Nordkorea: Kims Rakete löste sich in Rauch auf

Was militärische Stärke unter Beweis stellen sollte, endete für Nordkoreas Jung-Diktator Kim Jong-Un im PR-Fiasko.

Millionen Zuschauer des staatlichen nordkoreanischen TV-Senders KRT bekamen am Freitag Unerhörtes zu sehen: „Der Beobachtungssatellit hat nicht wie geplant eine Erdumlaufbahn erreicht“, verlas eine gestrenge Moderatorin mit steinerner Miene. „Wissenschaftler, Techniker und Experten sind dabei, die Gründe für den Fehlschlag zu untersuchen.“ Das öffentliche Eingeständnis eines Scheiterns – das hat es im kommunistischen Nordkorea noch nie gegeben. Dies sei ein eindeutiges Indiz dafür, orakelten sofort alle Nordkoreaexperten zwischen Tokio und Washington, dass jetzt Jung-Diktator Kim Jong-Un den Takt vorgebe.

Denn nur vom neuen Machthaber, der seinem im Vorjahr überraschend gestorbenen Vater auf den „Thron“ nachgefolgt war, könne die Order zur neuen Offenheit gekommen sein. Einig ist man sich aber auch: Der kaum 30-jährige Herrscher über das isolierteste Land der Welt hat nach dem missglückten Raketenstart die schwerste Krise seiner jungen Diktatoren-Karriere zu meistern. Jahrelang hatte das Regime in Pjöngjang trotz aller internationalen Warnungen den Start seiner Langstreckenrakete vorangetrieben. Den Befehl dafür habe noch Kim Jong-Il gegeben, sagt Nordkorea-Experte Rüdiger Frank (Universität Wien) zum KURIER. „Diese Entscheidung ist vor langer Zeit gefallen.“ Denn anlässlich des 100. Geburtstages von Staatsgründer Kim Il-Sung, den Nordkorea ab Sonntag groß feiern wird, „war etwas Spektakuläres notwendig“.

Trümmer im Meer

Nordkorea: Kims Rakete löste sich in Rauch auf

Doch spektakulär war nur das Ausmaß des Debakels: Was als Demonstration militärischer Macht geplant war, endete als Flop: Nur eine Minute lang war die Rakete mit dem stolzen Namen „Galaxy 3“ in der Luft, ehe sie explodierte und ihre Trümmer westlich der koreanischen Halbinsel ins Meer stürzten.

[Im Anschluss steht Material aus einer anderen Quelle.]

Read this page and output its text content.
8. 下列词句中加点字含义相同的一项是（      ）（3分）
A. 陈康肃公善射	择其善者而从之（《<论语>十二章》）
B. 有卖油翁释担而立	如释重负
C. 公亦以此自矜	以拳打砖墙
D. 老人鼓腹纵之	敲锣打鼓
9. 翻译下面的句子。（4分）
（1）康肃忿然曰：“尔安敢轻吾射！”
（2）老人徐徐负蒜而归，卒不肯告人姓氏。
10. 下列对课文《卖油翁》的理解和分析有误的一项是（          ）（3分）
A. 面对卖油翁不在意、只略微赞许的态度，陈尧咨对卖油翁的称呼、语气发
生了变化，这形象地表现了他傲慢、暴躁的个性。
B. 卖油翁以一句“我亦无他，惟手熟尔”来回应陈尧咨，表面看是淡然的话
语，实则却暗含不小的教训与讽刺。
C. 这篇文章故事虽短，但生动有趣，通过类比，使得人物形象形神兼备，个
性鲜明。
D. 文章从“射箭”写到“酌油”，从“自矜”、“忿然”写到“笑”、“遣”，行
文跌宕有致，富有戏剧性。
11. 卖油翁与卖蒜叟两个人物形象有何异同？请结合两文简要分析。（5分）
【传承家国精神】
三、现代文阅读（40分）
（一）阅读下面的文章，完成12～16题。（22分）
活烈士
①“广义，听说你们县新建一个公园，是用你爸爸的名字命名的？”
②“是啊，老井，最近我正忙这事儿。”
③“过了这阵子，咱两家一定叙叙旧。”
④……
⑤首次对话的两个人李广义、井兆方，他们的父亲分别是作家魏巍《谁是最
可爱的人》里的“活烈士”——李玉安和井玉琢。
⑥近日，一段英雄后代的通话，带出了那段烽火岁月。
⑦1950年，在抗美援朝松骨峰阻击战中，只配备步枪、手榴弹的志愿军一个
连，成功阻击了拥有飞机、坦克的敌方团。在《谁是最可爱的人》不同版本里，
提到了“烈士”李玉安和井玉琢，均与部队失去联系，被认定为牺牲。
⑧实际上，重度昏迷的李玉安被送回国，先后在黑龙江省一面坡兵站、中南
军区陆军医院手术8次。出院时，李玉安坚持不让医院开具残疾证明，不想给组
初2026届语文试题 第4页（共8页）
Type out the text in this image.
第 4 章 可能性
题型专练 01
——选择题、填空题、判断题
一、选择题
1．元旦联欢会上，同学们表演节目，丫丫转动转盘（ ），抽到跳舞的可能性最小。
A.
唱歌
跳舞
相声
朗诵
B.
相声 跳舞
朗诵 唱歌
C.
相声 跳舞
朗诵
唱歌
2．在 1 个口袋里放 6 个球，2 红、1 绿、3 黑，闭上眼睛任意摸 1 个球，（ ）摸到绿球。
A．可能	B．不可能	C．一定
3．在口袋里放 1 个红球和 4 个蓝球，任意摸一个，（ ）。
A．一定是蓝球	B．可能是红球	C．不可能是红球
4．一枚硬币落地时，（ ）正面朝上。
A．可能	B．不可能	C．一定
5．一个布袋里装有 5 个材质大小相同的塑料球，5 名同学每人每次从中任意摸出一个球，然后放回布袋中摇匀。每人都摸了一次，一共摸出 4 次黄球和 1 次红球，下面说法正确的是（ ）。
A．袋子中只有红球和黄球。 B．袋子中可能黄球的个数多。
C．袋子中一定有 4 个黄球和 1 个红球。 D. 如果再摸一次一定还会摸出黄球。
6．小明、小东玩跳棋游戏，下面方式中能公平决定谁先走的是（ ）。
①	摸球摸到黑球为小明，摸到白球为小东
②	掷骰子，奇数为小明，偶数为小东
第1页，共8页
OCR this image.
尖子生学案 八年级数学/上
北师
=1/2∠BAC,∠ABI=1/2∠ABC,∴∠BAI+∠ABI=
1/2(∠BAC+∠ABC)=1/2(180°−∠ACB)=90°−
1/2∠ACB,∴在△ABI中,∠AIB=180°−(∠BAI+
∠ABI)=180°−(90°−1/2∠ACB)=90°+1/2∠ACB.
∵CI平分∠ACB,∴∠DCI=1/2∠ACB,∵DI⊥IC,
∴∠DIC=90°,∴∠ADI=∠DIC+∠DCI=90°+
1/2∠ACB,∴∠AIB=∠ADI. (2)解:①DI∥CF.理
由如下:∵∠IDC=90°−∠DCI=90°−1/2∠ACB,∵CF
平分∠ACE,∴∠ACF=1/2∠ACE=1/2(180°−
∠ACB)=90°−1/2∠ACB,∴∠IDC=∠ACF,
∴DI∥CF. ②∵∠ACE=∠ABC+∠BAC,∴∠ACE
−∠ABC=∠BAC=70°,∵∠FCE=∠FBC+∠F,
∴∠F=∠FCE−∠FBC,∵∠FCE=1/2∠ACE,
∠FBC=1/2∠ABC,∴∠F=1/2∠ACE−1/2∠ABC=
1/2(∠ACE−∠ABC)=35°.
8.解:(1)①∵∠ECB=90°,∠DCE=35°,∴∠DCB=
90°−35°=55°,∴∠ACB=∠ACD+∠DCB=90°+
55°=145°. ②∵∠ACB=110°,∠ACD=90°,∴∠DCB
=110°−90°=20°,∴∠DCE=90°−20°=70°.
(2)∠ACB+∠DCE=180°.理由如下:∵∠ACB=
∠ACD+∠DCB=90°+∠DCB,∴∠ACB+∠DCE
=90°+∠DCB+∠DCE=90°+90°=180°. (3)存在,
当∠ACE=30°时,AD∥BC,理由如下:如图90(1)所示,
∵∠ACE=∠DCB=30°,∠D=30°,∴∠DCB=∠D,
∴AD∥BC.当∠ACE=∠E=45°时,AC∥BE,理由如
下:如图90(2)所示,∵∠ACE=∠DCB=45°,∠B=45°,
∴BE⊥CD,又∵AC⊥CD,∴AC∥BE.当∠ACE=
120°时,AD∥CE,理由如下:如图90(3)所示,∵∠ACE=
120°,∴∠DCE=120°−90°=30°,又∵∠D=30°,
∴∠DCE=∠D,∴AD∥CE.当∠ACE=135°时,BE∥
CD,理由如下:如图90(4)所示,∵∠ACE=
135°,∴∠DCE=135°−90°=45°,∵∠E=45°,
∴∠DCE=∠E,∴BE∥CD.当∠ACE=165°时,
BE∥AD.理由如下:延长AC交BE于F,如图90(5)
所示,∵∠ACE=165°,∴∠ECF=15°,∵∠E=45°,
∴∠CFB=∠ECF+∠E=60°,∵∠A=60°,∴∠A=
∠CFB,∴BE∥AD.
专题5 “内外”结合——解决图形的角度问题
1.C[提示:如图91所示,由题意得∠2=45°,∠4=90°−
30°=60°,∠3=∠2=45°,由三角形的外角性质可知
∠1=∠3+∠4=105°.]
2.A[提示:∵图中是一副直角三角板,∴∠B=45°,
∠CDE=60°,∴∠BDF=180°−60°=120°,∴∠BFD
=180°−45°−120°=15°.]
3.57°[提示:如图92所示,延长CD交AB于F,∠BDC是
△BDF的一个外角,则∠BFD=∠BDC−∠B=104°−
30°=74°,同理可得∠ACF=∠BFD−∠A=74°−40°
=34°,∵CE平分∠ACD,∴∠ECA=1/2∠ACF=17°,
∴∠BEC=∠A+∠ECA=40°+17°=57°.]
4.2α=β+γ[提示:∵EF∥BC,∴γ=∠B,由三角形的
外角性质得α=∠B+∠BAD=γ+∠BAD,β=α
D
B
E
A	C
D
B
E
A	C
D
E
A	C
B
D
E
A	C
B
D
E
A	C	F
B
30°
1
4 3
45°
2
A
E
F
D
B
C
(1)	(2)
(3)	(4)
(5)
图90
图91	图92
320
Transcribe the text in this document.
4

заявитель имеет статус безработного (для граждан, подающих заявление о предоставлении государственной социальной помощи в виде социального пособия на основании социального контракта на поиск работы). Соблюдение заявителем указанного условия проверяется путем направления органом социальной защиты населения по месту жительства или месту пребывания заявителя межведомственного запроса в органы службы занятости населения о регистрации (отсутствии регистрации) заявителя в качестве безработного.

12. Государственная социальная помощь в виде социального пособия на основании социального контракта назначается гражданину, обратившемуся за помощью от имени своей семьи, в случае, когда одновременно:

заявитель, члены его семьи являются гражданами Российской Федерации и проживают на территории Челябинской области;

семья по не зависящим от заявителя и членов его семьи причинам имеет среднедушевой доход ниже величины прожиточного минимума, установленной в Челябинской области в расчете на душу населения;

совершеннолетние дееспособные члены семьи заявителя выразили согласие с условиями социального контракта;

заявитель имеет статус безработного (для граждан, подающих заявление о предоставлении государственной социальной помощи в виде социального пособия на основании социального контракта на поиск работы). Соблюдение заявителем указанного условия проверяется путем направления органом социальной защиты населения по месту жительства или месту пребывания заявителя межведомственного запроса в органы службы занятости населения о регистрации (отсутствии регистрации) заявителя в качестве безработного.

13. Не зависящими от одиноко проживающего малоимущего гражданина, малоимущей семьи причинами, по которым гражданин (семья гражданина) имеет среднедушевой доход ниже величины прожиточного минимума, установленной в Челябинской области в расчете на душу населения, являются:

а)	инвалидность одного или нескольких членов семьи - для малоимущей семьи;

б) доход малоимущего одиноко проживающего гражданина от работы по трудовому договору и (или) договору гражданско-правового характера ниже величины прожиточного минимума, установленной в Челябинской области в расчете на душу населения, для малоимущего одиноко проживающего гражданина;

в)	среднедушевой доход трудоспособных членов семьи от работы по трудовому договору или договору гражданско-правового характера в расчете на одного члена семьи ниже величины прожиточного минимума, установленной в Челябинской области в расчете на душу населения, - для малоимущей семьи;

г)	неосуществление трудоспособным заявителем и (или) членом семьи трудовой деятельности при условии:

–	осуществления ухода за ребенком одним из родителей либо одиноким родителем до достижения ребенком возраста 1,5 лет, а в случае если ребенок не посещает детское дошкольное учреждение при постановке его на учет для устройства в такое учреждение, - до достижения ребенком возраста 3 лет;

Mit harscher Kritik quittierten Nordkoreas Nachbarstaaten, aber auch Russland, die USA und die EU den Raketenstart, der zu einer Verurteilung Nordkoreas im UN-Sicherheitsrat führen dürfte.

Unausgesprochen blieb die Erleichterung – und die Schadenfreude: So oft Nordkorea bisher auch versucht hat, Langstreckenraketen zu starten (insgesamt drei Mal), so oft schlugen die Tests fehl. Für das bettelarme Nordkorea umso fataler: Während das Regime das Raketenrüsten vorantreibt, hungern zwei Drittel der 24 Millionen Nordkoreaner. Mit den geschätzten 850 Millionen Dollar, den der verunglückte Raketentest verschlang, hätten 19 Millionen Menschen ein Jahr lang ernährt werden können. Washingtons größte Befürchtung bleibt: Nordkorea wird trotz internationaler Sanktionen weiter versuchen, Langstreckenraketen zu bauen, die mit atomaren Sprengköpfen versehen werden und theoretisch auch US-Territorium erreichen könnten.

Atomtest


Realer aber scheint vorerst die Gefahr eines Atomtests: Nach dem Raketentest blamiert, werde Nordkorea umso hartnäckiger seine Atompläne vorantreiben, befürchten Experten in China. Satellitenbilder belegen, dass die Techniker des Regimes offenbar seit Längerem erneut einen Atomversuch vorbereiten. „Sowohl der Start der Rakete mit dem angeblichen Satelliten, als auch der geplante Atomtest gehören zu Nordkoreas Plänen, in den Kreis der Atommächte vorzustoßen“, sagt der chinesische Politologe Zhang Liangui. Ein Atomversuch könnte aber auch dazu dienen, die Position des Jung-Diktators im eigenen Land zu festigen. Auch wenn Kim Jong-Un nun offiziell die 1,2 Millionen Mann starke Armee befehligt und die allmächtige kommunistische Partei dirigiert – unangefochten im Sattel sitzt er noch nicht.